In Borges’ “La cifra” and the obverse of his “Poema“, both translated here earlier, the poet refers to Virgil. In the “Poem”, among the things brought with the hexameters of Virgil’s Æneid is “[l]a amistad de la luna“, “the friendship of the moon”, and “La cifra” opens with “[l]a amistad silenciosa de la luna / (cito mal a Virgilio)“, “the silent friendship of the moon / (I misquote Virgil)”.
He is making reference to line 255 in the second book of the Æneid, from the scene where the Greeks slip out from the Trojan horse to sack the city of Troy, making their way “tacitæ per amica silentia lunæ“, “unnoticed through the friendly silence of the moon”.
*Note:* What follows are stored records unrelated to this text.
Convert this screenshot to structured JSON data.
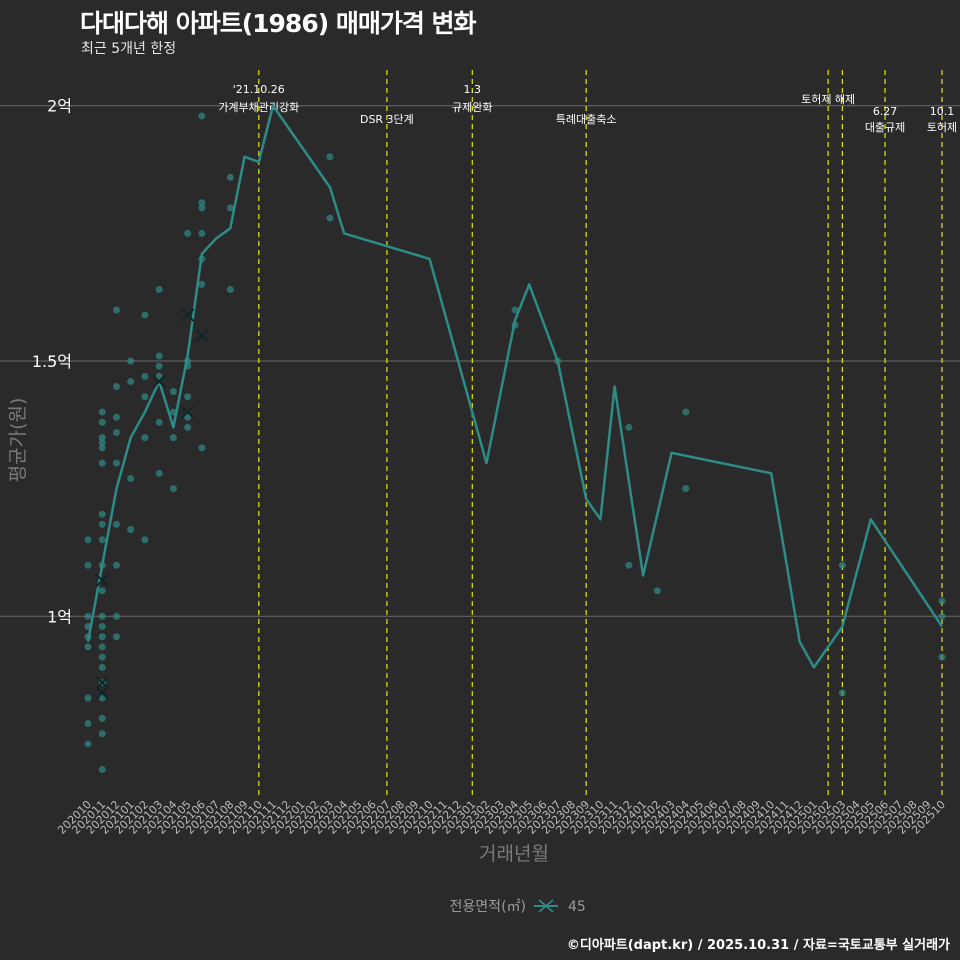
{
  "title": "다대다해 아파트(1986) 매매가격 변화",
  "subtitle": "최근 5개년 한정",
  "footer": "©디아파트(dapt.kr) / 2025.10.31 / 자료=국토교통부 실거래가",
  "colors": {
    "background": "#2b2a2b",
    "series": "#2e8b88",
    "event_line": "#e6e600",
    "grid": "#6b6b6b",
    "text": "#ffffff",
    "axis_text": "#bbbbbb"
  },
  "chart_data": {
    "type": "line",
    "title": "다대다해 아파트(1986) 매매가격 변화",
    "xlabel": "거래년월",
    "ylabel": "평균가(원)",
    "ylim": [
      0.65,
      2.07
    ],
    "y_unit": "억",
    "y_ticks": [
      {
        "value": 1.0,
        "label": "1억"
      },
      {
        "value": 1.5,
        "label": "1.5억"
      },
      {
        "value": 2.0,
        "label": "2억"
      }
    ],
    "categories": [
      "202010",
      "202011",
      "202012",
      "202101",
      "202102",
      "202103",
      "202104",
      "202105",
      "202106",
      "202107",
      "202108",
      "202109",
      "202110",
      "202111",
      "202112",
      "202201",
      "202202",
      "202203",
      "202204",
      "202205",
      "202206",
      "202207",
      "202208",
      "202209",
      "202210",
      "202211",
      "202212",
      "202301",
      "202302",
      "202303",
      "202304",
      "202305",
      "202306",
      "202307",
      "202308",
      "202309",
      "202310",
      "202311",
      "202312",
      "202401",
      "202402",
      "202403",
      "202404",
      "202405",
      "202406",
      "202407",
      "202408",
      "202409",
      "202410",
      "202411",
      "202412",
      "202501",
      "202502",
      "202503",
      "202504",
      "202505",
      "202506",
      "202507",
      "202508",
      "202509",
      "202510"
    ],
    "legend": {
      "title": "전용면적(㎡)",
      "entries": [
        "45"
      ],
      "position": "bottom"
    },
    "series": [
      {
        "name": "45",
        "line": [
          [
            "202010",
            0.95
          ],
          [
            "202011",
            1.1
          ],
          [
            "202012",
            1.25
          ],
          [
            "202101",
            1.35
          ],
          [
            "202102",
            1.4
          ],
          [
            "202103",
            1.46
          ],
          [
            "202104",
            1.37
          ],
          [
            "202105",
            1.51
          ],
          [
            "202106",
            1.71
          ],
          [
            "202107",
            1.74
          ],
          [
            "202108",
            1.76
          ],
          [
            "202109",
            1.9
          ],
          [
            "202110",
            1.89
          ],
          [
            "202111",
            2.0
          ],
          [
            "202203",
            1.84
          ],
          [
            "202204",
            1.75
          ],
          [
            "202210",
            1.7
          ],
          [
            "202302",
            1.3
          ],
          [
            "202304",
            1.58
          ],
          [
            "202305",
            1.65
          ],
          [
            "202307",
            1.5
          ],
          [
            "202309",
            1.23
          ],
          [
            "202310",
            1.19
          ],
          [
            "202311",
            1.45
          ],
          [
            "202401",
            1.08
          ],
          [
            "202403",
            1.32
          ],
          [
            "202410",
            1.28
          ],
          [
            "202412",
            0.95
          ],
          [
            "202501",
            0.9
          ],
          [
            "202503",
            0.98
          ],
          [
            "202505",
            1.19
          ],
          [
            "202510",
            0.98
          ]
        ],
        "points": [
          [
            "202010",
            0.75
          ],
          [
            "202010",
            0.79
          ],
          [
            "202010",
            0.84
          ],
          [
            "202010",
            0.94
          ],
          [
            "202010",
            0.96
          ],
          [
            "202010",
            0.98
          ],
          [
            "202010",
            1.0
          ],
          [
            "202010",
            1.1
          ],
          [
            "202010",
            1.15
          ],
          [
            "202011",
            0.7
          ],
          [
            "202011",
            0.77
          ],
          [
            "202011",
            0.8
          ],
          [
            "202011",
            0.84
          ],
          [
            "202011",
            0.87
          ],
          [
            "202011",
            0.9
          ],
          [
            "202011",
            0.92
          ],
          [
            "202011",
            0.94
          ],
          [
            "202011",
            0.96
          ],
          [
            "202011",
            0.98
          ],
          [
            "202011",
            1.0
          ],
          [
            "202011",
            1.05
          ],
          [
            "202011",
            1.1
          ],
          [
            "202011",
            1.15
          ],
          [
            "202011",
            1.18
          ],
          [
            "202011",
            1.2
          ],
          [
            "202011",
            1.3
          ],
          [
            "202011",
            1.33
          ],
          [
            "202011",
            1.34
          ],
          [
            "202011",
            1.35
          ],
          [
            "202011",
            1.38
          ],
          [
            "202011",
            1.4
          ],
          [
            "202012",
            0.96
          ],
          [
            "202012",
            1.0
          ],
          [
            "202012",
            1.1
          ],
          [
            "202012",
            1.18
          ],
          [
            "202012",
            1.3
          ],
          [
            "202012",
            1.36
          ],
          [
            "202012",
            1.39
          ],
          [
            "202012",
            1.45
          ],
          [
            "202012",
            1.6
          ],
          [
            "202101",
            1.17
          ],
          [
            "202101",
            1.27
          ],
          [
            "202101",
            1.46
          ],
          [
            "202101",
            1.5
          ],
          [
            "202102",
            1.15
          ],
          [
            "202102",
            1.35
          ],
          [
            "202102",
            1.43
          ],
          [
            "202102",
            1.47
          ],
          [
            "202102",
            1.59
          ],
          [
            "202103",
            1.28
          ],
          [
            "202103",
            1.38
          ],
          [
            "202103",
            1.47
          ],
          [
            "202103",
            1.49
          ],
          [
            "202103",
            1.51
          ],
          [
            "202103",
            1.64
          ],
          [
            "202104",
            1.25
          ],
          [
            "202104",
            1.35
          ],
          [
            "202104",
            1.4
          ],
          [
            "202104",
            1.44
          ],
          [
            "202105",
            1.37
          ],
          [
            "202105",
            1.39
          ],
          [
            "202105",
            1.43
          ],
          [
            "202105",
            1.49
          ],
          [
            "202105",
            1.5
          ],
          [
            "202105",
            1.75
          ],
          [
            "202106",
            1.33
          ],
          [
            "202106",
            1.65
          ],
          [
            "202106",
            1.7
          ],
          [
            "202106",
            1.75
          ],
          [
            "202106",
            1.8
          ],
          [
            "202106",
            1.81
          ],
          [
            "202106",
            1.98
          ],
          [
            "202108",
            1.64
          ],
          [
            "202108",
            1.8
          ],
          [
            "202108",
            1.86
          ],
          [
            "202203",
            1.78
          ],
          [
            "202203",
            1.9
          ],
          [
            "202304",
            1.57
          ],
          [
            "202304",
            1.6
          ],
          [
            "202307",
            1.5
          ],
          [
            "202312",
            1.37
          ],
          [
            "202312",
            1.1
          ],
          [
            "202402",
            1.05
          ],
          [
            "202404",
            1.25
          ],
          [
            "202404",
            1.4
          ],
          [
            "202503",
            0.85
          ],
          [
            "202503",
            1.1
          ],
          [
            "202510",
            0.92
          ],
          [
            "202510",
            1.0
          ],
          [
            "202510",
            1.03
          ]
        ],
        "cross_marks": [
          [
            "202011",
            0.85
          ],
          [
            "202011",
            0.87
          ],
          [
            "202011",
            1.07
          ],
          [
            "202103",
            1.46
          ],
          [
            "202105",
            1.4
          ],
          [
            "202105",
            1.59
          ],
          [
            "202106",
            1.55
          ]
        ]
      }
    ],
    "events": [
      {
        "date": "202110",
        "label_line1": "'21.10.26",
        "label_line2": "가계부채관리강화"
      },
      {
        "date": "202207",
        "label_line1": "",
        "label_line2": "DSR 3단계"
      },
      {
        "date": "202301",
        "label_line1": "1.3",
        "label_line2": "규제완화"
      },
      {
        "date": "202309",
        "label_line1": "",
        "label_line2": "특례대출축소"
      },
      {
        "date": "202502",
        "label_line1": "토허제 해제",
        "label_line2": ""
      },
      {
        "date": "202503",
        "label_line1": "",
        "label_line2": ""
      },
      {
        "date": "202506",
        "label_line1": "6.27",
        "label_line2": "대출규제"
      },
      {
        "date": "202510",
        "label_line1": "10.1",
        "label_line2": "토허제"
      }
    ]
  }
}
Borges’ interest seems only in the expression quite abstracted from the story’s context through his own fondness for the moon as evidenced in many of his other works. He returns to the expression many times. In his brief essay on Dante’s Purgatorio, I.13 (from Nueve ensayos dantescos ), he refers again to “el famoso hexámetro de La Eneida: «a Tenedo, tacitæ per amica silentia lunæ»” (“the famous hexameter from The Æneid: «from Tenedos, unnoticed through the friendly silence of the moon»”), comparing to it verse 60 of canto I of Dante’s Infierno, “mi ripigneva là dove ‘l sol tace“—”pushed me there where the sun is silent”.
In Borges’ defence, though he needs none, his misquotation isn’t as severe as that perpetrated by José Lezama Lima in Paradiso: “Pero con esperada frecuencia volvíamos al ternario, a unir sol, tierra y luna, aunque yo casi siempre me inclinaba a la luna silentiæ amicæ.” (In Gregory Rabassa’s translation, this reads “But with expected frequency we returned to the ternary, to unite sun, earth and moon, although I almost always leaned toward the silent friendship of the moon”, though his translation is incorrect for the Latin.)